Aber Bigelows Produzent Nicolas Chartier hat die Sache unnötig kompliziert gemacht: Weil er offensichtlich wenig Vertrauen in seine Außenseiterchancen hatte, verschickte er im Vorfeld der Abstimmung im Februar Emails an Academy-Mitglieder mit der Aufforderung, für Hurt Locker zu stimmen und nicht für einen 500-Millionen-Dollar-Film. War schon klar, welchen Film er damit meint, aber Chartier setzte noch einen drauf - es folgte eine weitere E-Mail mit der Bitte, auf dem Stimmzettel The Hurt Locker auf Platz 1 zu setzen und Avatar auf Platz 10. Die Academy reagierte mit Entgeisterung - das ist nicht einfach nur schlechter Stil, eine solche Beeinflussung von Mitgliedern ist laut Statut verboten.

Er habe das als erstmals Nominierter nicht gewusst, entschuldigte sich Chartier - man möchte fast behaupten, das könne nicht sein Ernst sein. Hat er am Ende diese Kontroverse nur angezettelt, damit er am Montag einen Grund für die nun doch recht wahrscheinliche Niederlage benennen kann?

Auf jeden Fall hat Nicolas Chartier damit geschafft, sich selbst aus der Oscar-Zeremonie zu verbannen - die Academy hat ihm den Besuch der Veranstaltung am Sonntagabend wegen Regelverletzung untersagt. Und am Montag wird voraussichtlich noch etwas anderes passieren, das dem Image des Films ebenfalls bereits geschadet hat - da wird ein Irakkriegsveteran Klage gegen die Produzenten einreichen.

Worum es geht? Selbstinszenierung

Der Drehbuchautor und Journalist Mark Boal hatte den Soldaten bei seinen Recherchen unter den Bombenspezialisten der Army kennengelernt - und der Kläger behauptet nun, The Hurt Locker sei sozusagen die Geschichte seines Lebens, viele Details seien direkt von ihm übernommen worden.
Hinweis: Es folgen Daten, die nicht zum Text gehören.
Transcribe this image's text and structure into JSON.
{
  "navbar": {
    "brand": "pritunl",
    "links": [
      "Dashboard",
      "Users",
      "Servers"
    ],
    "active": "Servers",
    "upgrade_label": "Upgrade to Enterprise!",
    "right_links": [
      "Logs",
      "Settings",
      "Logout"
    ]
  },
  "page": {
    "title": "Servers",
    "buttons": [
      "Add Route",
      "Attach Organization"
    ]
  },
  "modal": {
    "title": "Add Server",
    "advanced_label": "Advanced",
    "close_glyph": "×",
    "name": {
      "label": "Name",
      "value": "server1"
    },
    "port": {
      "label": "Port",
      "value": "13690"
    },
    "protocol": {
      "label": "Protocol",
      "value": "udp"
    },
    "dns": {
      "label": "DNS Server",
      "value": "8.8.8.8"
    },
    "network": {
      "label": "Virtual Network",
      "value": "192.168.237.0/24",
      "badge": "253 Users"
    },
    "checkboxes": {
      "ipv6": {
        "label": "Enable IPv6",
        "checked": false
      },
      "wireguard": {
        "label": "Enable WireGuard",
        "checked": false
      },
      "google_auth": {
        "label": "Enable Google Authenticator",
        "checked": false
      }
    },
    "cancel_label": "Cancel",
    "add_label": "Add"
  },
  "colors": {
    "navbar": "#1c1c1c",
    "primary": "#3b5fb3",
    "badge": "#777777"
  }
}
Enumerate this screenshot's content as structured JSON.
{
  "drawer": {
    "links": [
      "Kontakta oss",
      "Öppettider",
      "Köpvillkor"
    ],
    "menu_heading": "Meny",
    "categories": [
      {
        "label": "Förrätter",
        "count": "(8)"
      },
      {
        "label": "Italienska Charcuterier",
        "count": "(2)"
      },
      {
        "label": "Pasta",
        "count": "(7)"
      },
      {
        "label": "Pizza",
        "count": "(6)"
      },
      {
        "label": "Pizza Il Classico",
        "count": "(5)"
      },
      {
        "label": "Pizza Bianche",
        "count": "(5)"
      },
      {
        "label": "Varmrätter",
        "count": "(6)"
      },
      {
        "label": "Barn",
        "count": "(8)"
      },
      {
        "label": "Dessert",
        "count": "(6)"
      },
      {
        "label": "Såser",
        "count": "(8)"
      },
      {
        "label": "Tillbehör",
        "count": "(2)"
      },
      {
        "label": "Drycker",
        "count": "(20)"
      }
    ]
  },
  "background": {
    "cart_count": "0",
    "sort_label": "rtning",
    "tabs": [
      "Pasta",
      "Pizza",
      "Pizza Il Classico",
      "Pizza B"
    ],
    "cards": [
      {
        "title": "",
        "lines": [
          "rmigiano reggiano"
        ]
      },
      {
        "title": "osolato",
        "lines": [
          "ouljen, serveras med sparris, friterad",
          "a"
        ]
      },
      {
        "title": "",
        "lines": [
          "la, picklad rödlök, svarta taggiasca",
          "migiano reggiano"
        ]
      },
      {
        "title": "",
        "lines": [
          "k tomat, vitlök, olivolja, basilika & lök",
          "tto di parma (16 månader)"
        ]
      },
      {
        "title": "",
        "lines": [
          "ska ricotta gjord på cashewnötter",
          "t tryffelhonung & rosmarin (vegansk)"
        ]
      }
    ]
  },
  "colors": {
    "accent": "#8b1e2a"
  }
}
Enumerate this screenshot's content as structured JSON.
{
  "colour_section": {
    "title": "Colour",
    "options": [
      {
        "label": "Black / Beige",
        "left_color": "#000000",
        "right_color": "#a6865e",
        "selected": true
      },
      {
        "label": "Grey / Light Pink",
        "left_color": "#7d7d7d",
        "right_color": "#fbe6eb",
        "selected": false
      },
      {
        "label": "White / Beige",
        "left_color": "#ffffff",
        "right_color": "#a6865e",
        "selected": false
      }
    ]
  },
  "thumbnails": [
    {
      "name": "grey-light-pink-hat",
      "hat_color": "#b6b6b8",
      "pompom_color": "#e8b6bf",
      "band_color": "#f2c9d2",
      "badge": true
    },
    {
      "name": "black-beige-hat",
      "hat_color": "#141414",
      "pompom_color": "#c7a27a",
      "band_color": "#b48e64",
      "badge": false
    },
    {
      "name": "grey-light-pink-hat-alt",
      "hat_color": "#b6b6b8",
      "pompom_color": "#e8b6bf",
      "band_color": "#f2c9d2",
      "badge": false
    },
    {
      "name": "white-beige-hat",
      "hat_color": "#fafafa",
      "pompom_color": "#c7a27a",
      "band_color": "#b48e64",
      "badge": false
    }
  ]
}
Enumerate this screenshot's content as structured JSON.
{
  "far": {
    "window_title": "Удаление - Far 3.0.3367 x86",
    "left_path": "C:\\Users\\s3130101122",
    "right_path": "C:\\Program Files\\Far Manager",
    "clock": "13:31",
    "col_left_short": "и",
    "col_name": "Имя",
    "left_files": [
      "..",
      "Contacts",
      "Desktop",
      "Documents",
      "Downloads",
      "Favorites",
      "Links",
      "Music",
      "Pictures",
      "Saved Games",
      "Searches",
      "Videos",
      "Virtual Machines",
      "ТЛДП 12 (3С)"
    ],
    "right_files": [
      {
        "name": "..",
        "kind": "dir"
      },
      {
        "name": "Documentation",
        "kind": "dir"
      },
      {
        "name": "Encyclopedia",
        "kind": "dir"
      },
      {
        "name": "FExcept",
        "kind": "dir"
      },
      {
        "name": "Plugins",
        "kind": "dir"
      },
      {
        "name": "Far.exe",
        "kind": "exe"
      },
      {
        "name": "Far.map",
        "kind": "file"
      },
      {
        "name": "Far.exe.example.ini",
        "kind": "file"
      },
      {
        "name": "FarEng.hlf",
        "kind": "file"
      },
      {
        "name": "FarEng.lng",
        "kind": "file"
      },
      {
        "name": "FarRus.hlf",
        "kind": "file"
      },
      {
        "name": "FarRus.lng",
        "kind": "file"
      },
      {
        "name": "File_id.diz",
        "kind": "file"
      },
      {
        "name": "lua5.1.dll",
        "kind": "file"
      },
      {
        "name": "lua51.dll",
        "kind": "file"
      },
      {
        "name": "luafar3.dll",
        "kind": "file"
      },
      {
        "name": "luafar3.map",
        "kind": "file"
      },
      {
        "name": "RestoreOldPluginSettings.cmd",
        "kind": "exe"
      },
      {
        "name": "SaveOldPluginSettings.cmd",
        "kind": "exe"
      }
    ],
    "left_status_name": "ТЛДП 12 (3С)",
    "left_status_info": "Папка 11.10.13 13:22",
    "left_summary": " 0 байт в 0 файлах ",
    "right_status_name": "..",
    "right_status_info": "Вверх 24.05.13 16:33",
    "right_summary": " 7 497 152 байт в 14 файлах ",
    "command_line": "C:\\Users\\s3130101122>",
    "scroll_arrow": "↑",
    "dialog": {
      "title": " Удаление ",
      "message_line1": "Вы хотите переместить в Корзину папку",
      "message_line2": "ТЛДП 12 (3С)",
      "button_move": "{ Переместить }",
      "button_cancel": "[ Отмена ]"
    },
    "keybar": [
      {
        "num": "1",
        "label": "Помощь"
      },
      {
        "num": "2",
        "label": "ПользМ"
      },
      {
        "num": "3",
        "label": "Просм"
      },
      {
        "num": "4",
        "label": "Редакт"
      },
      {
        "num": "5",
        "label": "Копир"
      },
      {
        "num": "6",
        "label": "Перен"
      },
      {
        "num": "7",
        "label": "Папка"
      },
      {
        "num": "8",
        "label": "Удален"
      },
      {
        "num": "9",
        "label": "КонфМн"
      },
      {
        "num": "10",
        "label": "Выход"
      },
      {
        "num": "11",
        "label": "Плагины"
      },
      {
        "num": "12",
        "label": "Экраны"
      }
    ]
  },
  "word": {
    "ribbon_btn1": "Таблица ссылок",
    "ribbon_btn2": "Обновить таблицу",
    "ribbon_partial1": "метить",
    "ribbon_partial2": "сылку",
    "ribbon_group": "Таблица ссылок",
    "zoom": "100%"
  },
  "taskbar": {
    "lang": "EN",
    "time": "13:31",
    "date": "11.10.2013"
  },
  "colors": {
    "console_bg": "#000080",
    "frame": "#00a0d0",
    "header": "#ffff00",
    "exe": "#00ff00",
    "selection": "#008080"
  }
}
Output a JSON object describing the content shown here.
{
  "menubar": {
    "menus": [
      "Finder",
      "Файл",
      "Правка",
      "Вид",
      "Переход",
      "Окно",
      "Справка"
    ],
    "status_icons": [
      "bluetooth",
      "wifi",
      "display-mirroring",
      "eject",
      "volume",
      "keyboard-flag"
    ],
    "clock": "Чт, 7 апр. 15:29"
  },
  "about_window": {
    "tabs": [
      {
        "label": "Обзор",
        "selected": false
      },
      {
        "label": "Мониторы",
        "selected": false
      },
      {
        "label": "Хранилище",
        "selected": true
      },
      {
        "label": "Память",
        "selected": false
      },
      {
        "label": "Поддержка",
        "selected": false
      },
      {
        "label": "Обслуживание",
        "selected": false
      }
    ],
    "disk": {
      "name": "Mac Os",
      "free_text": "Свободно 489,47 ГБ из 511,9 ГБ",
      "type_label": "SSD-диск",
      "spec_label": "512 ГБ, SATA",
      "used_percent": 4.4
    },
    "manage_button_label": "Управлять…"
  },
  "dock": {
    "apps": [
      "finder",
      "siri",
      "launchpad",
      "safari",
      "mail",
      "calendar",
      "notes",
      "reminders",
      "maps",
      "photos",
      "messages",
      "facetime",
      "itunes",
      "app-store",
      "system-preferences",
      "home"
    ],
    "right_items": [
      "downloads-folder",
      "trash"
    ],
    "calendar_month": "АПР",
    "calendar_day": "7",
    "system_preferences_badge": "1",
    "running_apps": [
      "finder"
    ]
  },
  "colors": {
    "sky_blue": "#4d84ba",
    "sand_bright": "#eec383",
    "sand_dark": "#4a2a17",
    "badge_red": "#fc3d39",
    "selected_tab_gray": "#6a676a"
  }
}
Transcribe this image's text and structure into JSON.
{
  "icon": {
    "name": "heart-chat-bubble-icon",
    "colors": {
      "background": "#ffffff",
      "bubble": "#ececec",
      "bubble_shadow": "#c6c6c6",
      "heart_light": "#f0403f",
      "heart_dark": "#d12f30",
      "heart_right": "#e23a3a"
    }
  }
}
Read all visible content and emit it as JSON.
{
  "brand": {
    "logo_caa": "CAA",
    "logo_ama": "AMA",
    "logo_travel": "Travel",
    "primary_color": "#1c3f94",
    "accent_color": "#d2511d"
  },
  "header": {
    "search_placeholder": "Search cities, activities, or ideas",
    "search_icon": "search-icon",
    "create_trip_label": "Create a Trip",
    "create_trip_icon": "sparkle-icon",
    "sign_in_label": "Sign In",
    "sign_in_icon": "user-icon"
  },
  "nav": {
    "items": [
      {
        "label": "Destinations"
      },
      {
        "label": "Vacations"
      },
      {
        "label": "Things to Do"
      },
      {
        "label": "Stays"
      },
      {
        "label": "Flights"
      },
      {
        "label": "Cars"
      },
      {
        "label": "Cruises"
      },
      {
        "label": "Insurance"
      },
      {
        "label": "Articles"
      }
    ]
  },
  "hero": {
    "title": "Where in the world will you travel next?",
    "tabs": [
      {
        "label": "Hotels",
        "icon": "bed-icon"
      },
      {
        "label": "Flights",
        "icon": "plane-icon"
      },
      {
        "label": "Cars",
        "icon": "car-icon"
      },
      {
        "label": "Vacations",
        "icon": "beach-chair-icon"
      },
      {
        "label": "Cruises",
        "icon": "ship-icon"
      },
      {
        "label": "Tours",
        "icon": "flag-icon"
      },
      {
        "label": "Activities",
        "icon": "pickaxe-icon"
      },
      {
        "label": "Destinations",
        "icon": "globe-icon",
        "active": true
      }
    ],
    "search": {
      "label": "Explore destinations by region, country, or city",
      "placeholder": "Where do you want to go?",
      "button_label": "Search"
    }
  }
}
Man muss den Hurt Locker-Schöpfern eines lassen: Der Film macht jetzt, anderthalb Jahre nach seiner Fertigstellung, wesentlich mehr von sich reden als seinerzeit, als er im Kino lief.

Am Ende hat der verbannte Chartier einfach nur verstanden, worum es bei den Oscars wirklich geht: um Selbstinszenierung, um die größte Show des Jahres. Ob man gewinnt, ist zweitrangig, solange man einen spektakulären Auftritt hatte. Was Chartier nun auf jeden Fall entgeht, ist ein halbes Stündchen im Green Room, hinter der Bühne des Kodak Theatre, in den sich die Oscar-Gäste auf einen Drink zurückziehen können und die Show auf dem Bildschirm weiter anschauen. Ein Rückzug à la Hollywood, echte Selbstdarsteller machen keine Pausen: an der Tür gibt es eine Make-Up-Station, und der Raum selbst ist voller Spiegel.